Add all this together and LOP makes a lot of sense.

What DIDN'T have much support was running LOP on a carburetted engine because there is a lot less control accuracy, and the power output from each cylinder will be different, so you don't really know what you are doing to the engine with the settings you are using. Flow balancing, where the inlet side of the engine is modified so all cylinders produce the same power, is a way to get closer, but if you really want the reduced fuel consumption maybe the solution is to run the engine out then upgrade to the newer technology.

Maybe I shouldn't have jumped in with basic engine principles because this thread was all about operating an engine at reduced power and lower rpm compared to the full power output situation.

However, some of the comments strayed away from peak exhaust gas temperature and into the combustion chamber itself.

The Chart which Jabba attributed to TCP shows up all over the place, and is part of a powerpoint presentation called gregs_show, and shows a Cylinder Head Temperature curve related to Exhaust Gas Temperature curve in a typical less-than-full power manipulation of air/fuel ratio.

I agree, if I came up Jabba, you could show me how you could replicate this, but then I could show you how I could melt your pistons, because I've melted a few.

The relatively even cylinder head temperature you see on a gauge is the net result of a number of temperature changes dancing around the combustion chamber at various points in the cycle.

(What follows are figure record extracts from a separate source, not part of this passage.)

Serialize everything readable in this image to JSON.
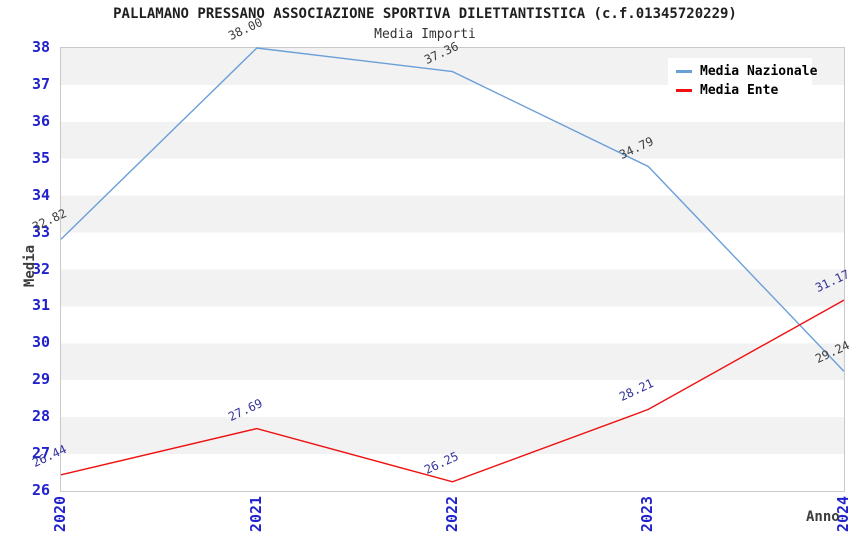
{
  "chart_data": {
    "type": "line",
    "title": "PALLAMANO PRESSANO ASSOCIAZIONE SPORTIVA DILETTANTISTICA (c.f.01345720229)",
    "subtitle": "Media Importi",
    "xlabel": "Anno",
    "ylabel": "Media",
    "categories": [
      "2020",
      "2021",
      "2022",
      "2023",
      "2024"
    ],
    "ylim": [
      26,
      38
    ],
    "ytick_step": 1,
    "grid": "banded-rows",
    "legend_position": "top-right",
    "series": [
      {
        "name": "Media Nazionale",
        "color": "#6b9fd8",
        "label_color": "#3d3d3d",
        "values": [
          32.82,
          38.0,
          37.36,
          34.79,
          29.24
        ]
      },
      {
        "name": "Media Ente",
        "color": "#ee1111",
        "label_color": "#333399",
        "values": [
          26.44,
          27.69,
          26.25,
          28.21,
          31.17
        ]
      }
    ],
    "colors": {
      "tick_label": "#2222cc",
      "band_gray": "#f2f2f2",
      "plot_border": "#c9c9c9",
      "title_text": "#1f1f1f"
    }
  }
}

My original comments about lean being hotter and rich being cooler relates to gas temperature in the chamber in response to Clint's comment, and your #262 and #264.

The chemical and physical properties of air don't change. When it's compressed it heats, when it expands it cools.

On the compression stroke, intake air is compressed and heats to a peak at top dead centre. The flame front then kicks in and there is a momentary second rise followed by a rapid fall as the gas expands.

If the mixture is too lean, it's all burnt and there is nothing left to cool the second rise, so it doesn't take long for any protrusions such as spark plug electrodes, piston edges and valves to start to deteriorate or melt.

If the mixture is rich, there is a flow of unburnt fuel over these items, cooling them.

Since gasolene has a very narrow band of tolerance for combustion, and doesn't have to be very rich for the engine to run rough, Jabba as you've found you don't see it dripping out the exhaust.

To make this easier to understand, let's look at methanol where the engine will make full power with an extremely rich mixture. Only a fraction of this is burnt, and the methanol is virtually like a garden hose turned on your engine.

I'm able to make an aircooled engine pump out maximum power reliably in an enclosed compartment with no vents, and if you look at a Top fueler dragster you'll see methanol streaming out at low rpm (it's turned into a gas at full power)

So in discussing the subject of this thread, the theory needs to stay out in the exhaust temp, cruise power, and mixture control area.